I enjoyed Trevor Noah’s Born a Crime: Stories from a South African Childhood enormously. First of all, if you have watched “The Daily Show” which he took over from Jon Stewart a while ago, you’ll hear his voice in every sentence. His writing has that kind of authenticity. It bubbles over with excitement and good humor, and at the same time it’s penetrating in the accuracy of its psychological and social observation.
To have been “Born a Crime” was of course a literal truth for a bi-racial child in his native apartheid South Africa. Deprived of more than fleeting contact with a Swiss father, Noah was brought up by a fiercely loving and tenacious mother, who spared him neither the beating when she thought he deserved it, nor the often biting wisdom of her tongue. From his early years, he made fun of the Christianity to which she was devoted, but learned from her the ethical compass that saw him through even a mischievously rebellious—and at times moderately criminal youth.
Noah earned his smarts the hard way: on the back streets of Johannesburg’s black townships, where survival was a matter of learning to negotiate the constantly shifting shoals of social, racial and political turmoil. Coming of age at the moment when apartheid was finally crushed by a mix of internal and international pressures, and always an outsider—not white, not “colored,” not Indian, and never accepted as completely black—he slipped cheekily between racial barriers by guile, deception and duplicity, making sure that he always, improbably, came out ahead of the game. Well, usually. There are times he described being slapped down brutally. But he has the native ability to bounce back up every time he gets knocked down.

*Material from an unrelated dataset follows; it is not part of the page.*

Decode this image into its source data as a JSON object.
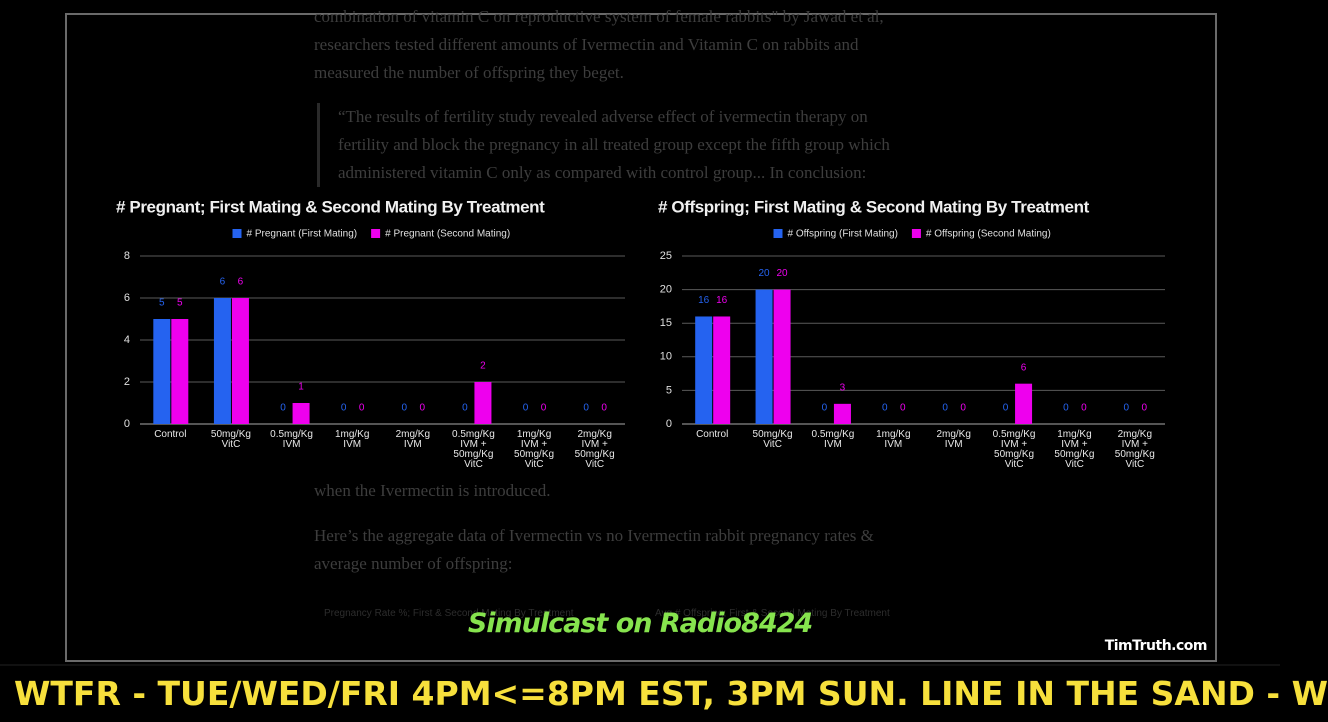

If Noah takes us on an often riotous journey, it’s one that is also often profoundly moving. Little short of a miracle that he survived a brutally abusive stepfather, a peripatetic education that combined the disciplined experience of Catholic school with the chaos of the streets, and his own unruly spirit that rejected every social norm, to become the sharp-witted, unsparing social critic that he is today. If you want to understand where his peculiar brand of satire comes from, this is a good place to start.